Is there a drawing for this?
The obvious answer is that the light from a rainbow, or at least the portion that is fitting in your viewfinder at the time you are rotating the polarizer, is all polarized in the same direction.¹ That is, the light reflecting off of millions of water droplets falling in the atmosphere is polarized in the same way by the more or less uniform shape of those droplets as they fall.
That explains how it can be blocked, but how is it enhanced by the lens?
When you rotate a polarizer you are changing the direction of the polarized light that is filtered out. What is left is easier to see since the competing light polarized in a different direction is no longer making it through the filter.
It's not really enhanced, as in 'increased', by the filter. But when competing light polarized in a different direction is eliminated, what is left is easier to see. It's the same way polarized sunglasses work. By filtering out bright glare, one can see details that were already present, but being drowned out by the glare.
¹ As scottbb points out in a comment, if an entire rainbow from horizon to horizon is wide enough, and the lens' field of view is wide enough to see all of it at once, the polarizer won't affect the entire rainbow equally for any single position of the polarizer.
Light travels in a wave much like water waves seen on the surface of a pond. Water waves undulate in an up – down direction whereas light waves vibrate up – down, left – right, and diagonally. As a matter of fact light waves undulate in all possible planes. This is true for light waves arriving from sun. In other words, light from the sun is not polarized. Light becomes polarized when light traverses certain transparent liquids and when light is reflected from certain reflective surfaces. What happens is: light normally undulating in all possible planes, encounters objects that change or limit the direction of the wave vibration.
OK light waves from the sun are not polarized, they pass through the earth’s atmosphere which might be saturated with water vapor or supporting haze, smoke, or dust.
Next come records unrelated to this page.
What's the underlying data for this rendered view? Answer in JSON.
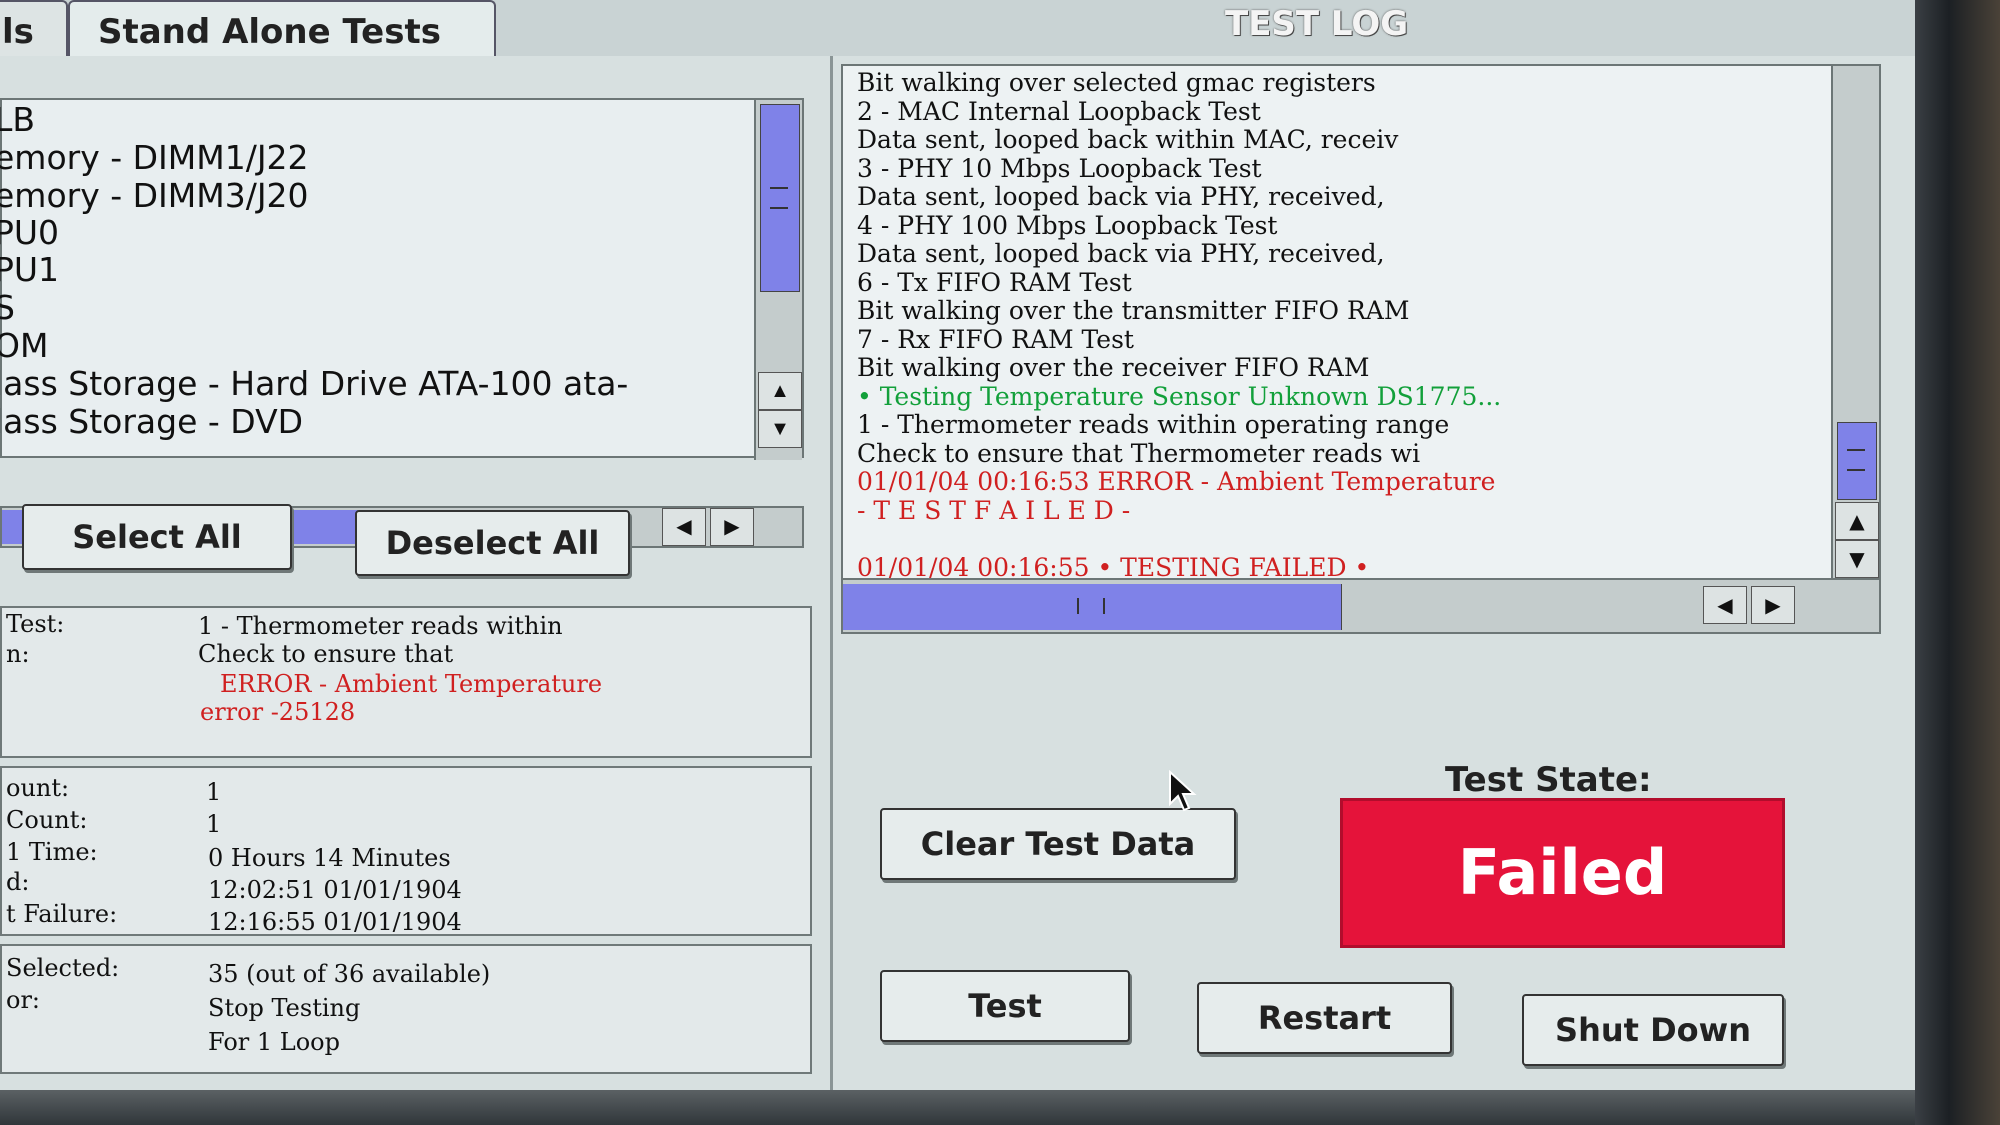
{
  "tabs": [
    {
      "label": "ls"
    },
    {
      "label": "Stand Alone Tests"
    }
  ],
  "log_title": "TEST LOG",
  "test_list": {
    "items": [
      "LB",
      "emory - DIMM1/J22",
      "emory - DIMM3/J20",
      "PU0",
      "PU1",
      "S",
      "OM",
      "lass Storage - Hard Drive ATA-100 ata-",
      "lass Storage - DVD"
    ]
  },
  "list_buttons": {
    "select_all": "Select All",
    "deselect_all": "Deselect All"
  },
  "current_test": {
    "test_label": "Test:",
    "test_value": "1 - Thermometer reads within",
    "desc_label": "n:",
    "desc_value": "Check to ensure that",
    "error_line1": "ERROR - Ambient Temperature",
    "error_line2": "error -25128"
  },
  "stats": {
    "row1_label": "ount:",
    "row1_value": "1",
    "row2_label": "Count:",
    "row2_value": "1",
    "row3_label": "1 Time:",
    "row3_value": "0 Hours 14 Minutes",
    "row4_label": "d:",
    "row4_value": "12:02:51 01/01/1904",
    "row5_label": "t Failure:",
    "row5_value": "12:16:55 01/01/1904"
  },
  "options": {
    "row1_label": "Selected:",
    "row1_value": "35 (out of 36 available)",
    "row2_label": "or:",
    "row2_value": "Stop Testing",
    "row3_value": "For 1 Loop"
  },
  "log_lines": [
    {
      "text": "      Bit walking over selected gmac registers",
      "color": "#111111"
    },
    {
      "text": "  2 - MAC Internal Loopback Test",
      "color": "#111111"
    },
    {
      "text": "      Data sent, looped back within MAC, receiv",
      "color": "#111111"
    },
    {
      "text": "  3 - PHY 10 Mbps Loopback Test",
      "color": "#111111"
    },
    {
      "text": "      Data sent, looped back via PHY, received,",
      "color": "#111111"
    },
    {
      "text": "  4 - PHY 100 Mbps Loopback Test",
      "color": "#111111"
    },
    {
      "text": "      Data sent, looped back via PHY, received,",
      "color": "#111111"
    },
    {
      "text": "  6 - Tx FIFO RAM Test",
      "color": "#111111"
    },
    {
      "text": "      Bit walking over the transmitter FIFO RAM",
      "color": "#111111"
    },
    {
      "text": "  7 - Rx FIFO RAM Test",
      "color": "#111111"
    },
    {
      "text": "      Bit walking over the receiver FIFO RAM",
      "color": "#111111"
    },
    {
      "text": "  • Testing Temperature Sensor Unknown DS1775...",
      "color": "#12a03a"
    },
    {
      "text": "  1 - Thermometer reads within operating range",
      "color": "#111111"
    },
    {
      "text": "      Check to ensure that Thermometer reads wi",
      "color": "#111111"
    },
    {
      "text": "01/01/04 00:16:53  ERROR - Ambient Temperature",
      "color": "#d02020"
    },
    {
      "text": "  - T E S T   F A I L E D -",
      "color": "#d02020"
    },
    {
      "text": "",
      "color": "#111111"
    },
    {
      "text": "01/01/04 00:16:55 • TESTING FAILED •",
      "color": "#d02020"
    }
  ],
  "actions": {
    "clear": "Clear Test Data",
    "test": "Test",
    "restart": "Restart",
    "shutdown": "Shut Down"
  },
  "test_state": {
    "label": "Test State:",
    "value": "Failed",
    "color": "#e5133a"
  }
}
When the vibration direction of the waves are altered, we call this polarization. The word comes from the fact that early on, scientist believed light rays has a positive and a negative component like the poles of a magnet. Thus when they saw changes in direction of oscillation they called it polarization. This turned out to be a false assumption.
Now the polarizing filter has imbedded in it, transparent mineral crystals that block light that vibrates in all planes but one. As you rotate the filter, the orientation plane of the light waves that can get through the filter change. The rainbow is caused when light traverses water droplets suspended in the air. These droplets change the direction of travel of the light waves (refraction – to bend inward), plus they polarize the light wave.
As you rotate the polarizing filter, at some positions, light from rainbow in blocked and in some positions light traverses the filter. In some positions the sky behind the rainbow is darkened and in some positions the contrast between sky and rainbow are reduced. This all come under the heading of color as seen and photographed. There are lots of books on this subject.